As students learn and mature they begin to develop their own stances and attitudes towards potentially charged topics. However, the ways in which this development is being fostered in the classroom are problematic.

This is the view of Maughn Rollins Gregory, of Montclair State University in the US, whose recent paper proposes a more nuanced approach. It follows on from research by Michael Hand that contrasts “directive teaching” (in which the teacher attempts to persuade students of a viewpoint that is not rationally controversial), and “non-directive” teaching (in which the teacher avoids persuading students about a topic that is rationally controversial).

Gregory’s analysis deals with “directive” teaching - and shows it has its pitfalls. Students might, for example, accept a teacher’s position on a particular subject on the basis of their perceived “authority”, rather than rationally engaging with the matter at hand.

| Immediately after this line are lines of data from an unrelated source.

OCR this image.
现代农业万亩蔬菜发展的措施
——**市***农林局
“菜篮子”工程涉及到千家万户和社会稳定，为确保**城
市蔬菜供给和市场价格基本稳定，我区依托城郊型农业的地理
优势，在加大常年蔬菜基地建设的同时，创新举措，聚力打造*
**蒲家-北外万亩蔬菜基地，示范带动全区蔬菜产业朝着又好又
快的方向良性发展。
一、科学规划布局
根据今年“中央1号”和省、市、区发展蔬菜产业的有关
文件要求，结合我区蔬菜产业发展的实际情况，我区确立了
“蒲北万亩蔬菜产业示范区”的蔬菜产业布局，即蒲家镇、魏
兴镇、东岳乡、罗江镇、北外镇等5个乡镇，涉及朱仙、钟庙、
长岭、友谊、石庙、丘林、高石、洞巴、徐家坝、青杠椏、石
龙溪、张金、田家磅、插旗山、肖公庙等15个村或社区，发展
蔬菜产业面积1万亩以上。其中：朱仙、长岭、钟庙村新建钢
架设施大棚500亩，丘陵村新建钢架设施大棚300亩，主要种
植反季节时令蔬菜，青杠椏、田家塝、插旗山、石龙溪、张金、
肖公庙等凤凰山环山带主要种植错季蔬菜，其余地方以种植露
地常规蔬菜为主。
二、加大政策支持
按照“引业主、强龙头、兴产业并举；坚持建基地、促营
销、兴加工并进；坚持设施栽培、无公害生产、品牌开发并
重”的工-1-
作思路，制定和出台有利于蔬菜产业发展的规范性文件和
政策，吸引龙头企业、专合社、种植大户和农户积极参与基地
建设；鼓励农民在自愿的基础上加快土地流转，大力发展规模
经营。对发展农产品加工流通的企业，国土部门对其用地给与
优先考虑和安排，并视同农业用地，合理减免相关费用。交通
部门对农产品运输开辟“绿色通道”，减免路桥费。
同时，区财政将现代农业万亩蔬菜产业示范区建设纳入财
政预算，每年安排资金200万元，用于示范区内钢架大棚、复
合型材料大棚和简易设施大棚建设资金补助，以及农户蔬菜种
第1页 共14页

Gregory suggests an alternative: “procedurally directive” teaching, in which the teacher “guides” the discussion rather than attempting to persuade students of an accepted viewpoint. This approach differs from directive teaching in the emphasis it places the students’ freedom to form their own opinions and its faith that students’ innate sense of rationality will lead them to the most rational conclusion.

Thus it is the role of the teacher to establish and maintain “procedures of inquiry” around a topic, providing students with arguments and evidence on both sides of a given debate, and encouraging rational and mature critical discussion.

This approach is not without its potential problems, of course. What if, for example, a student were to obdurately hold on to a view that the class had deemed objectionable? But, Gregory argues, even here this style of enquiry has its virtues. “Students who emerge.with unreconstructed intolerant views will at least have heard arguments against them and will therefore understand them to be socially problematic,” he concludes.